In EU-verband lopen besprekingen over een toelichting op de uitleg van bepalingen van de Btw-richtlijn waaronder de btw-regels inzake de plaats van dienst in gevallen waarbij een vaste inrichting is betrokken. Nederland ondersteunt daarbij nadrukkelijk het voorstel om de regels voor de plaats van dienst bij gebruik van een vaste inrichting aan te passen. Met die aanpassing wordt beoogd ondubbelzinnig uit te sluiten dat in gevallen waarin een vaste inrichting wordt gebruikt om diensten via de vaste inrichting buiten de EU zonder btw-heffing te betrekken als het feitelijk gebruik van de diensten in Nederland plaatsvindt.

Ook heb ik, mede met andere lidstaten, in Europees verband het punt van de ongewenste toepassing van de koepelvrijstelling aan de orde gesteld.
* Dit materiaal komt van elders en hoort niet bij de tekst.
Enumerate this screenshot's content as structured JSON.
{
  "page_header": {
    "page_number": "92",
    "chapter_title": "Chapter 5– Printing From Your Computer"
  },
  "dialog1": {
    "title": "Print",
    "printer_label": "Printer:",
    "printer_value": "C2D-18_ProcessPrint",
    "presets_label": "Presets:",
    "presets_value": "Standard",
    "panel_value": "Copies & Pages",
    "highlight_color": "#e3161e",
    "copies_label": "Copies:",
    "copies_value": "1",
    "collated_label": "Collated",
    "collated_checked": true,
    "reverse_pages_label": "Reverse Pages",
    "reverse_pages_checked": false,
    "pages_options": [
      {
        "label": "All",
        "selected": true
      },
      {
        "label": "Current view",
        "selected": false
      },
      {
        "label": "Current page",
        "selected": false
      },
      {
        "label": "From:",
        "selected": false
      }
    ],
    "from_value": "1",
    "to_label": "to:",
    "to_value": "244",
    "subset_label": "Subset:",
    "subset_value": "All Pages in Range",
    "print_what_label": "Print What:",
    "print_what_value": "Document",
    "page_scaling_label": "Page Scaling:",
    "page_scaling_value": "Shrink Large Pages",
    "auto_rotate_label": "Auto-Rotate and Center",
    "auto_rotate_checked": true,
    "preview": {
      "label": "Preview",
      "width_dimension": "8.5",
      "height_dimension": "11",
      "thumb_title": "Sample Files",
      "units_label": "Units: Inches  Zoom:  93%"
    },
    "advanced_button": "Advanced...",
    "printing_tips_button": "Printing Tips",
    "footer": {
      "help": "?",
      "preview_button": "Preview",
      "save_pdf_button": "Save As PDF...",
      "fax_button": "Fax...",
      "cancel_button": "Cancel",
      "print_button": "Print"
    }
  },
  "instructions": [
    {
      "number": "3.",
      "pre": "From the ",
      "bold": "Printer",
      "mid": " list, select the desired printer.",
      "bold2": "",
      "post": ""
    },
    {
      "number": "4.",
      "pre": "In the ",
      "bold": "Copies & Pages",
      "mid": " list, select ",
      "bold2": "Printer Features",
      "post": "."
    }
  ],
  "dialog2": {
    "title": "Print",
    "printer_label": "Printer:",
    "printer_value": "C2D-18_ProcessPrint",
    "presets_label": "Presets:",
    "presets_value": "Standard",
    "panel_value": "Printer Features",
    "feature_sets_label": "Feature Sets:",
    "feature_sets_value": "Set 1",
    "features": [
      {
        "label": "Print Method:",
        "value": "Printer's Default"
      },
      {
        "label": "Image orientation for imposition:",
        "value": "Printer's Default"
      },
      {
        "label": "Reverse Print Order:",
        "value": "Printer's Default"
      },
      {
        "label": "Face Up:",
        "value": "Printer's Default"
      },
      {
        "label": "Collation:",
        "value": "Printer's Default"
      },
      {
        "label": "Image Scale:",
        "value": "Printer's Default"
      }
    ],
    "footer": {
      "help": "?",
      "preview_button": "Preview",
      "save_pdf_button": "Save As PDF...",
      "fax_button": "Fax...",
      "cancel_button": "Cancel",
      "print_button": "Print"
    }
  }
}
Het is mijn doel en verwachting dat sommige EU-landen die de koepelvrijstelling nog niet in hun btw-wetgeving hebben opgenomen, dat op een zo kort mogelijke termijn gaan doen. Als dat een feit is, zal het niet langer mogelijk zijn gebruik te maken van de btw-structuur met inkoop via een koepelinstelling in een ander EU-land.

Mochten de vorenstaande acties onvoldoende resultaat opleveren, dan zal ik niet schromen om mij in te zetten voor verdergaande aanpassing van de regelgeving om een einde te maken aan btw-ontwijkende structuren.

De staatssecretaris van Financiën,

F. H. H. Weekers


XNoot
1

Tweede Kamer, vergaderjaar 2009–2010, Aanhangsel nr. 2235 en nr. 2789

XNoot
2

Tweede Kamer, vergaderjaar 2009–2010, Aanhangsel nr. 2235, vraag 13.